By Brigitte L. Nacos
Bin Laden and his followers know all about the value of publicity via the old and new media. That's why they regularly produce and release their audio and video propaganda messages--the latest two within 48 hours and just in time to be aired as "breaking news" as most Americans began a long weekend ahead of the July Fourth holiday. But since publicity is only the means to larger geopolitical ends, bin Laden strives for the attention and recognition that is normally reserved for legitimate political leader. Unfortunately, this is precisely what the Al Qaeda leader achieved: When bin Laden speaks, the whole world listens--especially the very nations he wants to destroy.
We expect the media in a liberal democracy to report new information deemed valuable for citizens--including new messages from enemies, such as bin Laden. But there is no need to over-cover this kind of material as never-ending "breaking news" as again practiced in the latter part of last week--especially by cable networks. First, anchors announce with excitement in their voices that "breaking news" is forthcoming on a new bin Laden audio tape released on a terrorist web site, that details will be reported as soon as a translation is available, that the authenticity of the tape needs to be checked, that... All this before the actual content of the tape is reported over and over again.

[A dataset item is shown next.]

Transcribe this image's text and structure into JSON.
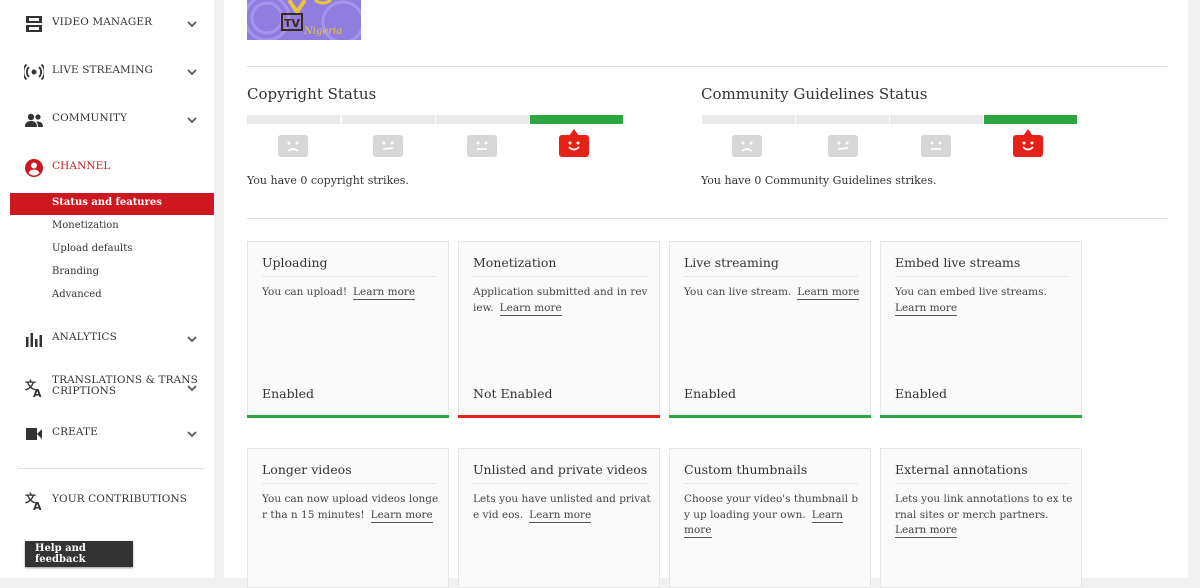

But if the news media pay more attention to bin Laden's propaganda than they should, governments and political leaders make the same mistake. Following the release of the second audio message last week, for example, the White House said in a statement, "If authentic, the tape demonstrates once again that bin Laden and al-Qaida continue to use the media to justify their dark vision and war against humanity." That is certainly true. Yet, by responding promptly to such messages as if they came from legitimate leaders, the administration played also and again into bin Laden's scheme to transcend the image of a mere terrorist.
Other governments act along the same lines. In April 2004, several weeks after the train bombings in Madrid sent a shock wave through Western Europe, bin Laden offered to stop terrorist attacks in European countries that would withdraw their troops from Iraq. In Europe, the news of this particular audio tape was reported more prominently than the content of previous bin Laden tapes. And within hours, official spokespersons for several European governments responded to the truce offer. Although they all rejected the proposal categorically, the immediate and highest level attention and response was a testament to bin Laden's quasi-legitimate status. There is little doubt that governments were prompted to respond by the high degree of media attention to bin Laden's message. But as German TV-commentator Elmar Thevessen noted at the time: "I think it would be better not to react to the tape in the way many governments did today. Of course, one [presumably the news media] shouldn't keep quiet about it, but by talking about bin Laden's message all the time, we are upgrading him to a global player."
British Prime Minister Tony Blair learned his lesson. Last year, he let it be known that he would no longer respond to Al Qaeda messages. His colleagues at both sides of the Atlantic should follow his example.